В Перми Радищев некоторое время пробыл в доме Пряшникова, с которым он был знаком еще по петербургской службе в сенате. Позже он встретился с ним в Комиссии составления законов при Александре I.
Из Перми Радищев отправился водою, по реке Каме до Волги, а потом Волгой до Н.-Новгорода. От Нижнего до Москвы он ехал на почтовых. Пробыв недолго в Москве, он уехал в сельцо Немцово.
Переезд из Илимска в Немцово продолжался шесть месяцев. В июне 1797 года Радищев вместе с семьей увидел себя, наконец, на «месте своего рождения».
«Ваше превосходительство не может себе представить той почти детской радости, которую я почувствовал видя, что я, наконец, достиг цели: все время, пока я был в дороге, и пока видел своего фельдъегеря со мною, я мнил себя еще в Илимске» — писал он Воронцову по приезде в Немцово.
Немцово досталось Радищеву в наследство от расстроенного имения его отца и находилось в Калужской губернии в 115 верстах от Москвы.
Суровой нуждой, бедностью и заботами о куске хлеба встретила Радищева родина, куда он стремился с таким болезненным нетерпением. Долголетняя ссылка, смерть второй жены, притеснение заимодавцев и бытовая обстановка, лишенная всякого уюта и привлекательности — вот что нашел Радищев по возвращению на родину. «Немцово я нашел в великом расстройстве и можно сказать в разорении!.. Каменного дома развалились даже стены… я живу в лачуге, в которую сквозь соломенную крышу течет, а вчерась чуть; бог спас от пожара; над печью загорелось… Сад вызяб, подсадки не было, забора нет… Немцово заложено в банке и оброк весь идет туда… Мурзино все вырублено, Дуркино продано, Кривское также; а между тем долгу моего не оплачено ни мало. Абладовых долг на мне, банковый на мне, Тухачевских и Кашталинских тоже на мне… Я пишу вам в отчаянии, — продолжал он, — в Илимске я жил милостыней, а здесь чем буду жить не ведаю».

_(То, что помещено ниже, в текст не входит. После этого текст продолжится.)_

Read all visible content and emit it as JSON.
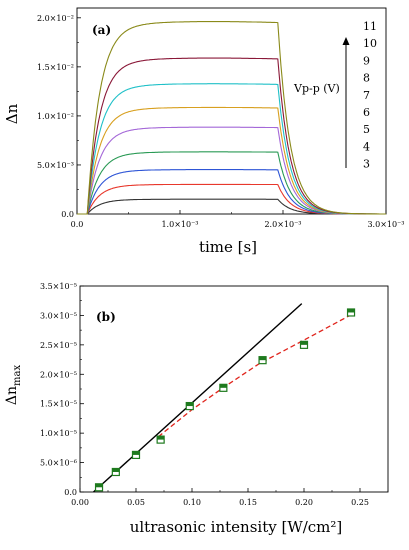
{
  "chart_data": [
    {
      "type": "line",
      "panel_label": "(a)",
      "xlabel": "time [s]",
      "ylabel": "Δn",
      "xlim": [
        0,
        0.003
      ],
      "ylim": [
        0,
        0.021
      ],
      "x_ticks": [
        {
          "value": 0,
          "label": "0.0"
        },
        {
          "value": 0.001,
          "label": "1.0×10⁻³"
        },
        {
          "value": 0.002,
          "label": "2.0×10⁻³"
        },
        {
          "value": 0.003,
          "label": "3.0×10⁻³"
        }
      ],
      "y_ticks": [
        {
          "value": 0,
          "label": "0.0"
        },
        {
          "value": 0.005,
          "label": "5.0×10⁻³"
        },
        {
          "value": 0.01,
          "label": "1.0×10⁻²"
        },
        {
          "value": 0.015,
          "label": "1.5×10⁻²"
        },
        {
          "value": 0.02,
          "label": "2.0×10⁻²"
        }
      ],
      "annotation": "Vp-p (V)",
      "voltage_labels": [
        "11",
        "10",
        "9",
        "8",
        "7",
        "6",
        "5",
        "4",
        "3"
      ],
      "pulse": {
        "rise_start": 0.0001,
        "rise_tau": 0.00012,
        "fall_start": 0.00195,
        "fall_tau": 0.00012
      },
      "series": [
        {
          "values_plateau": 0.0015,
          "color": "#333333"
        },
        {
          "values_plateau": 0.003,
          "color": "#e8382c"
        },
        {
          "values_plateau": 0.0045,
          "color": "#2e55d6"
        },
        {
          "values_plateau": 0.0063,
          "color": "#2a9a55"
        },
        {
          "values_plateau": 0.0088,
          "color": "#a468d8"
        },
        {
          "values_plateau": 0.0108,
          "color": "#d8a020"
        },
        {
          "values_plateau": 0.0132,
          "color": "#20c0c8"
        },
        {
          "values_plateau": 0.0158,
          "color": "#8a1838"
        },
        {
          "values_plateau": 0.0195,
          "color": "#8a8a1a"
        }
      ]
    },
    {
      "type": "scatter",
      "panel_label": "(b)",
      "xlabel": "ultrasonic intensity [W/cm²]",
      "ylabel": "Δn",
      "ylabel_sub": "max",
      "xlim": [
        0,
        0.275
      ],
      "ylim": [
        0,
        3.5e-05
      ],
      "x_ticks": [
        {
          "value": 0.0,
          "label": "0.00"
        },
        {
          "value": 0.05,
          "label": "0.05"
        },
        {
          "value": 0.1,
          "label": "0.10"
        },
        {
          "value": 0.15,
          "label": "0.15"
        },
        {
          "value": 0.2,
          "label": "0.20"
        },
        {
          "value": 0.25,
          "label": "0.25"
        }
      ],
      "y_ticks": [
        {
          "value": 0,
          "label": "0.0"
        },
        {
          "value": 5e-06,
          "label": "5.0×10⁻⁶"
        },
        {
          "value": 1e-05,
          "label": "1.0×10⁻⁵"
        },
        {
          "value": 1.5e-05,
          "label": "1.5×10⁻⁵"
        },
        {
          "value": 2e-05,
          "label": "2.0×10⁻⁵"
        },
        {
          "value": 2.5e-05,
          "label": "2.5×10⁻⁵"
        },
        {
          "value": 3e-05,
          "label": "3.0×10⁻⁵"
        },
        {
          "value": 3.5e-05,
          "label": "3.5×10⁻⁵"
        }
      ],
      "points": [
        {
          "x": 0.017,
          "y": 8e-07
        },
        {
          "x": 0.032,
          "y": 3.4e-06
        },
        {
          "x": 0.05,
          "y": 6.3e-06
        },
        {
          "x": 0.072,
          "y": 8.9e-06
        },
        {
          "x": 0.098,
          "y": 1.46e-05
        },
        {
          "x": 0.128,
          "y": 1.77e-05
        },
        {
          "x": 0.163,
          "y": 2.24e-05
        },
        {
          "x": 0.2,
          "y": 2.5e-05
        },
        {
          "x": 0.242,
          "y": 3.05e-05
        }
      ],
      "marker_color": "#1e7a1e",
      "linear_fit": {
        "x": [
          0.012,
          0.198
        ],
        "y": [
          0,
          3.2e-05
        ],
        "color": "#000000"
      },
      "curve_fit": {
        "x": [
          0.07,
          0.1,
          0.13,
          0.16,
          0.2,
          0.242
        ],
        "y": [
          9.4e-06,
          1.4e-05,
          1.8e-05,
          2.18e-05,
          2.58e-05,
          3.01e-05
        ],
        "color": "#e0241c"
      }
    }
  ]
}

Положение Радищева по приезде в Немцово было настолько тяжелым я безвыходным, что он начинал жалеть об Илимском остроге. «Ах, любезный мой, — писал он Ушакову, — если можешь верить моему слову, то верь, что я несчастливей себя теперь чувствую, нежели, как то я был в Илимске».
Два старшие сына Радищева служили офицерами в кавалерийском полку, находящемся: в то время в Киеве. Узнав о возвращении из ссылки, они подали прошение об отставке; их просьба была удовлетворена, но они не имели денег на проезд. В одном из своих писем Радищев просил Воронцова выслать им 100 рублей, писал, что «находясь в деревне я не нахожу в своем распоряжении столь скромной суммы…», доставшаяся от отца деревня давала ежегодно дохода 800 рублей, сумма едва достаточная для покрытия процентов банка. Радищеву также не удалось получить деньги, отданные на хранение отцу его второй женой.